Cuba's deputy foreign minister said the reports by The Wall Street Journal and CNN were "mendacious and unfounded." The White House called them inaccurate.
The reports said Beijing and Havana have entered into a secret agreement for a Chinese electronic eavesdropping facility to be set up on the Caribbean island that could monitor communications across the southeastern United States.
The region includes the US Southern and Central Command headquarters, both in Florida.
China will pay Cuba "several billion dollars" to be able to construct the facility, the Journal said, citing unnamed US officials.
But Cuban Deputy Foreign Minister Carlos Fernandez de Cossio, reading a statement to journalists, called the reports "totally mendacious and unfounded."
He said Cuba rejects all foreign military presence in Latin America, "including the many US bases and troops."
"Slander of this kind is often fabricated by US officials," the official said.
White House national security spokesman John Kirby characterized the Journal story as inaccurate.
"I've seen that press report. It's not accurate," Kirby told MSNBC.
"What I can tell you is that we have been concerned since day one of this administration about China's influence activities around the world, certainly in this hemisphere and in this region," Kirby said.
"We are watching this very closely," he added.
Pentagon spokesman Pat Ryder also called the Journal report inaccurate.
"We are not aware of China and Cuba developing any type of spy station," Ryder said, adding: "The relationship that those two countries share is something that we continuously monitor."
-- 'Deeply disturbed' --
But Democratic Senator Mark Warner and Republican Marco Rubio, who head the Senate Intelligence Committee and are usually briefed on important security matters, said in a statement that they were "deeply disturbed" by the Journal report.

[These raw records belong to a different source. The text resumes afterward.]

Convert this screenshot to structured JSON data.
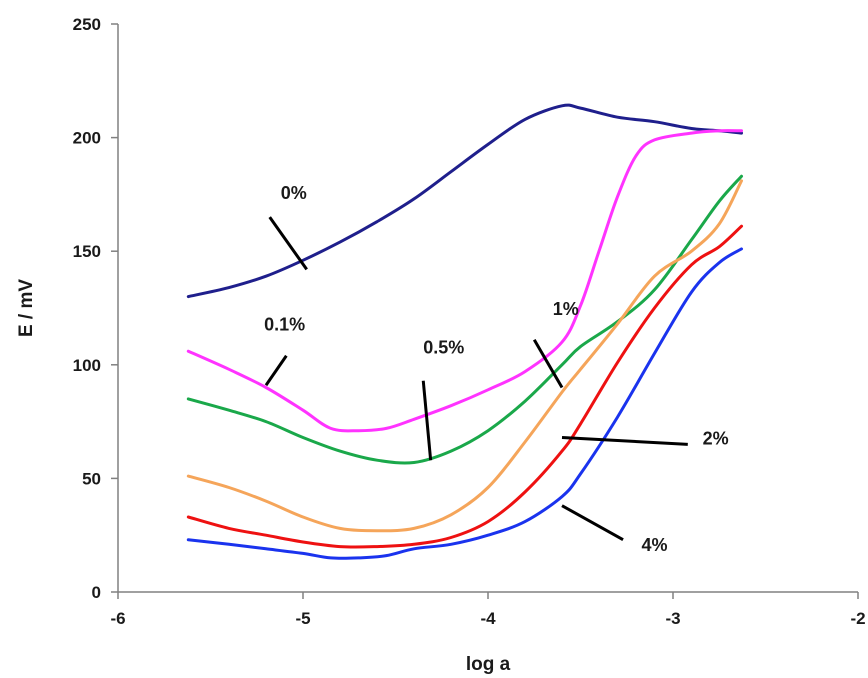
{
  "chart_data": {
    "type": "line",
    "title": "",
    "xlabel": "log a",
    "ylabel": "E / mV",
    "xlim": [
      -6,
      -2
    ],
    "ylim": [
      0,
      250
    ],
    "xticks": [
      "-6",
      "-5",
      "-4",
      "-3",
      "-2"
    ],
    "yticks": [
      "0",
      "50",
      "100",
      "150",
      "200",
      "250"
    ],
    "grid": false,
    "legend": "none",
    "series": [
      {
        "name": "0%",
        "color": "#1f1f8c",
        "x": [
          -5.62,
          -5.4,
          -5.2,
          -5.0,
          -4.8,
          -4.6,
          -4.4,
          -4.2,
          -4.0,
          -3.8,
          -3.6,
          -3.5,
          -3.3,
          -3.1,
          -2.9,
          -2.75,
          -2.63
        ],
        "y": [
          130,
          134,
          139,
          146,
          154,
          163,
          173,
          185,
          197,
          208,
          214,
          213,
          209,
          207,
          204,
          203,
          202
        ]
      },
      {
        "name": "0.1%",
        "color": "#ff33ff",
        "x": [
          -5.62,
          -5.4,
          -5.2,
          -5.0,
          -4.85,
          -4.7,
          -4.55,
          -4.4,
          -4.2,
          -4.0,
          -3.8,
          -3.6,
          -3.5,
          -3.4,
          -3.3,
          -3.2,
          -3.1,
          -2.9,
          -2.75,
          -2.63
        ],
        "y": [
          106,
          98,
          90,
          80,
          72,
          71,
          72,
          76,
          82,
          89,
          97,
          110,
          126,
          150,
          174,
          192,
          199,
          202,
          203,
          203
        ]
      },
      {
        "name": "0.5%",
        "color": "#1aa84a",
        "x": [
          -5.62,
          -5.4,
          -5.2,
          -5.0,
          -4.8,
          -4.6,
          -4.4,
          -4.2,
          -4.0,
          -3.8,
          -3.6,
          -3.5,
          -3.3,
          -3.1,
          -2.9,
          -2.75,
          -2.63
        ],
        "y": [
          85,
          80,
          75,
          68,
          62,
          58,
          57,
          62,
          71,
          84,
          100,
          108,
          119,
          133,
          155,
          172,
          183
        ]
      },
      {
        "name": "1%",
        "color": "#f5a55a",
        "x": [
          -5.62,
          -5.4,
          -5.2,
          -5.0,
          -4.8,
          -4.6,
          -4.4,
          -4.2,
          -4.0,
          -3.8,
          -3.6,
          -3.5,
          -3.3,
          -3.1,
          -2.9,
          -2.75,
          -2.63
        ],
        "y": [
          51,
          46,
          40,
          33,
          28,
          27,
          28,
          34,
          46,
          66,
          88,
          98,
          118,
          139,
          150,
          162,
          181
        ]
      },
      {
        "name": "2%",
        "color": "#ee1111",
        "x": [
          -5.62,
          -5.4,
          -5.2,
          -5.0,
          -4.8,
          -4.6,
          -4.4,
          -4.2,
          -4.0,
          -3.8,
          -3.6,
          -3.5,
          -3.3,
          -3.1,
          -2.9,
          -2.75,
          -2.63
        ],
        "y": [
          33,
          28,
          25,
          22,
          20,
          20,
          21,
          24,
          31,
          44,
          62,
          74,
          101,
          125,
          144,
          152,
          161
        ]
      },
      {
        "name": "4%",
        "color": "#1a33ee",
        "x": [
          -5.62,
          -5.4,
          -5.2,
          -5.0,
          -4.85,
          -4.7,
          -4.55,
          -4.4,
          -4.2,
          -4.0,
          -3.8,
          -3.6,
          -3.5,
          -3.3,
          -3.1,
          -2.9,
          -2.75,
          -2.63
        ],
        "y": [
          23,
          21,
          19,
          17,
          15,
          15,
          16,
          19,
          21,
          25,
          31,
          42,
          52,
          77,
          105,
          132,
          145,
          151
        ]
      }
    ]
  },
  "annotations": [
    {
      "series": "0%",
      "label": "0%",
      "label_at": [
        -5.12,
        173
      ],
      "leader_from": [
        -5.18,
        165
      ],
      "leader_to": [
        -4.98,
        142
      ]
    },
    {
      "series": "0.1%",
      "label": "0.1%",
      "label_at": [
        -5.21,
        115
      ],
      "leader_from": [
        -5.09,
        104
      ],
      "leader_to": [
        -5.2,
        91
      ]
    },
    {
      "series": "0.5%",
      "label": "0.5%",
      "label_at": [
        -4.35,
        105
      ],
      "leader_from": [
        -4.35,
        93
      ],
      "leader_to": [
        -4.31,
        58
      ]
    },
    {
      "series": "1%",
      "label": "1%",
      "label_at": [
        -3.65,
        122
      ],
      "leader_from": [
        -3.75,
        111
      ],
      "leader_to": [
        -3.6,
        90
      ]
    },
    {
      "series": "2%",
      "label": "2%",
      "label_at": [
        -2.84,
        65
      ],
      "leader_from": [
        -2.92,
        65
      ],
      "leader_to": [
        -3.6,
        68
      ]
    },
    {
      "series": "4%",
      "label": "4%",
      "label_at": [
        -3.17,
        18
      ],
      "leader_from": [
        -3.27,
        23
      ],
      "leader_to": [
        -3.6,
        38
      ]
    }
  ]
}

"The United States must respond to China's ongoing and brazen attacks on our nation's security," they said.
"We must be clear that it would be unacceptable for China to establish an intelligence facility within 100 miles (160 kilometers) of Florida and the United States."
The Journal story came amid strained relations between Washington and Beijing over a range of issues that include US support for self-ruled Taiwan, which China says it is determined to reunite with the mainland.
Chinese leader Xi Jinping has pushed a rapid expansion of the country's security presence around the world, aiming to match the broad footprint of the US military on all the continents.
A base in Cuba, which lies 90 miles off Florida's southern tip, would present the most direct challenge yet to the continental United States.
The Soviet Union had electronic spying facilities in communist Cuba to monitor the United States.
But in 1962 when Moscow moved to base nuclear missiles on Cuba, the US declared a quarantine of the island in a crisis that threatened to bring the two superpowers to war, until Moscow backed down.
Washington then removed its nuclear-capable missiles from Turkey, which the Soviets viewed as a threat to them.
Earlier this year China sent what the US called a high-altitude surveillance balloon across the United States. It floated from west to east above sensitive military installations before it was shot down by a US fighter jet.